I started a trap out a few days back, but the bees seem more interested in clustering at the location of the old entrance than moving into the new box - even though they have to pass through it and across a brood comb/queen cell to exit the old hive. What can be done to get them more intrested in the new box? FYI - this box is a variant of the Hogan Swarm Harvester, and I have used it several times before without this happening. 
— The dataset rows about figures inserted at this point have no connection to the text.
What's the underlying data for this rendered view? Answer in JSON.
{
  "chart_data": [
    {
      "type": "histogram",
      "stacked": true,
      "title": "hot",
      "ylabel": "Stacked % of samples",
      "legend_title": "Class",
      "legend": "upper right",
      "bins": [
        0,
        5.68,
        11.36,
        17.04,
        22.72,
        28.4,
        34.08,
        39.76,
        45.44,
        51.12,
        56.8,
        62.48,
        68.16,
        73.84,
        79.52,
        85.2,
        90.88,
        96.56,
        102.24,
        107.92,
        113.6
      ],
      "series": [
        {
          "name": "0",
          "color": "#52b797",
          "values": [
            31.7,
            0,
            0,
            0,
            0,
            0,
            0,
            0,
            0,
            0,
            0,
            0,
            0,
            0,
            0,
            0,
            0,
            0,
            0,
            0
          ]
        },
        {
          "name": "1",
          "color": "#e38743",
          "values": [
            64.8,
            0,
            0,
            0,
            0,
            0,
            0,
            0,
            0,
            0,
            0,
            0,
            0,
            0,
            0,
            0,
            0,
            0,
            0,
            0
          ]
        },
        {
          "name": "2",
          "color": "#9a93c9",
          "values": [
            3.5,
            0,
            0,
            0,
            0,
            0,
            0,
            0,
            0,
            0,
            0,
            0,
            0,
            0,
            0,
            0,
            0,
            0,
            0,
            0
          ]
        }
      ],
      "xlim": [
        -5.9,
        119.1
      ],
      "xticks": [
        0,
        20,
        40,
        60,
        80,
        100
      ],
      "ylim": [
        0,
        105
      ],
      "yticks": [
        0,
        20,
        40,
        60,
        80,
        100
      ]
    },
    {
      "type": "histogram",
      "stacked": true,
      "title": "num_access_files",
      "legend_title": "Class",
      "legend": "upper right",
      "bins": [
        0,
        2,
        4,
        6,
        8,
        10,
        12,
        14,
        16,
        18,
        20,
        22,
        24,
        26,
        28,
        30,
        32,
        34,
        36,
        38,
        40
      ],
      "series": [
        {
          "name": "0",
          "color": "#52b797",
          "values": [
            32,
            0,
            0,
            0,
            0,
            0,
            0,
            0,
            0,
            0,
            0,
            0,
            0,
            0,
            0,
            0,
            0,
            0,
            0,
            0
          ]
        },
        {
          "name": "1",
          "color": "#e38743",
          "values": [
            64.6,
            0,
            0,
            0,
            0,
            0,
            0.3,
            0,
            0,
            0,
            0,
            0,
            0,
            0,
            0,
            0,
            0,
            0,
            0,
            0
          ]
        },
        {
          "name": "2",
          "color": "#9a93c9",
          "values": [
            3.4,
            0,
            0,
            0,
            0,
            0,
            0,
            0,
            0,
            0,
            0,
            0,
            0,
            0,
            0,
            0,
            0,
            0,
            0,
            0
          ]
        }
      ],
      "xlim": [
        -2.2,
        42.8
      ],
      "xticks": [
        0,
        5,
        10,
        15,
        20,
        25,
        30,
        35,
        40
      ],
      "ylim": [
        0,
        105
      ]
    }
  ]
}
I can see some of the bees using the trap hive, but the vast majority just want to hang in a big festoon on the black plastic covered window screen where the old hive entrance was.


----------



## Mr.Beeman (May 19, 2012)

Sometimes it can take up to a week for them to switch residences. Sometimes... they just pack thier bags alltogether.


----------



## hemichuck (Oct 27, 2009)

If there is a "big festoon" I would suck them up in my bee vac and relocate them. I would combine them back into the rest of the bees when I got them out.


----------



## Paul McCarty (Mar 30, 2011)

That's an idea-never thought about doing that. These guys are pretty aggressive too. It would make dealing with the trap a bit easier.


----------



## Cleo C. Hogan Jr (Feb 27, 2010)

Remove your trap (if practical) let them go through the transition for a day or so, Then reinstall the trap before daylight or after dark. Smoke them to make them all go back in if any are hanging on the outside. When they come out the next day they will reorient on the front of the trap, not on the original opening.

cchoganjr


----------



## Paul McCarty (Mar 30, 2011)

The trap is basically up there good. I might suck them up and either dump them in the trap or take them home and give them a frame of brood and a queen cell. Then just let the stragglers already in the trap use it. Some of them did appear to be using it, just the bulk was clustered and festooning. Maybe when I check them tomorrow, they will all be using it. Let's hope.


----------